In a past school year, a colleague and I were trying hard to sell the teachers in our building on a certain technology tool. The name of the tool doesn’t really matter. All that mattered is, we considered it a top priority – a tool that could really benefit students. So, we shared about it in emails, in team meetings, in staff meetings, in more casual conversations, anywhere that we could get an audience for it.
Later, one of the teachers attended a technology conference. They came back and were super-excited about a fantastic, exciting, new technology tool. They planned to use it the next day and couldn’t be prouder to have discovered it.
Yup, you guessed it: it was the same tool that we had been beating the drum for all year long.
My colleague was mad.
Colleague: “We’ve shared about this tool so many times and [this teacher] ignored us each time . . . and now she sees thinks she discovered it!?”
Me: “Who cares.”
Colleague: “What!? How does this not make you mad? You recorded videos, you wrote emails, you presented about it in meetings . . . “
Me: “But . . . what was our goal?”
Colleague: “To get teachers to use it.”
Me: “Then we’ve met our goal and the students will benefit.”
The truth is, it’s hard not to be frustrated and offended in this situation. You pour yourself into your role as a tech coach (whether it’s official or unofficial) and work your tail off to try to expose teachers to the ideas that you believe in. And when they ignore it, it hurts.

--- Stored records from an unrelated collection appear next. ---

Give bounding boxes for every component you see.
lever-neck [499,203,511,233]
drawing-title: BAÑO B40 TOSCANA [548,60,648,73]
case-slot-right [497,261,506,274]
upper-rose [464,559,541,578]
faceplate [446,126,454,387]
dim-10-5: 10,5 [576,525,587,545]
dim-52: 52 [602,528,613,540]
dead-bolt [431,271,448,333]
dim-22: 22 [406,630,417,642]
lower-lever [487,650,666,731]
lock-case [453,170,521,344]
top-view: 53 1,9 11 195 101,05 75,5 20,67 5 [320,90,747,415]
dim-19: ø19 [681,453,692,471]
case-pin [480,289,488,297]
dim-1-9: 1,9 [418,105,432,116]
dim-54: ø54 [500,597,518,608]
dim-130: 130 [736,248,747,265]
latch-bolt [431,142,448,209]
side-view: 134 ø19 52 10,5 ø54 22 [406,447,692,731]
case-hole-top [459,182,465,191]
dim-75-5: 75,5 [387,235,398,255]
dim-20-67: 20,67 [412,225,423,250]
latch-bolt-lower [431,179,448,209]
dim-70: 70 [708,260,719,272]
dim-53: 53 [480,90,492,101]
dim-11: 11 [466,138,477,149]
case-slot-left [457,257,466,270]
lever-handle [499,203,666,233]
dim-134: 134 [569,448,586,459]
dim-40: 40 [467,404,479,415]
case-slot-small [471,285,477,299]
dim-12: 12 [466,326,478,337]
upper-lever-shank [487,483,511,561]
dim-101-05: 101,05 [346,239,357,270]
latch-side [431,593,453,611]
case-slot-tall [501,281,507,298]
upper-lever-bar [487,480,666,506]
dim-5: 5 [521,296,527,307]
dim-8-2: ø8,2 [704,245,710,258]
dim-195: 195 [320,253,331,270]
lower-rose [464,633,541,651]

And when they discover it elsewhere and don’t even recall you sharing it, it hurts more.
But . . . it doesn’t matter. As long as the improvement happens, as long as the students benefit, as long as they hear the message from someone – even if it’s not you – you’ve met your goal. Take a deep breath and offer to support them in implementing that new tool!
We can’t take offense to them ignoring it before if they hear it NOW!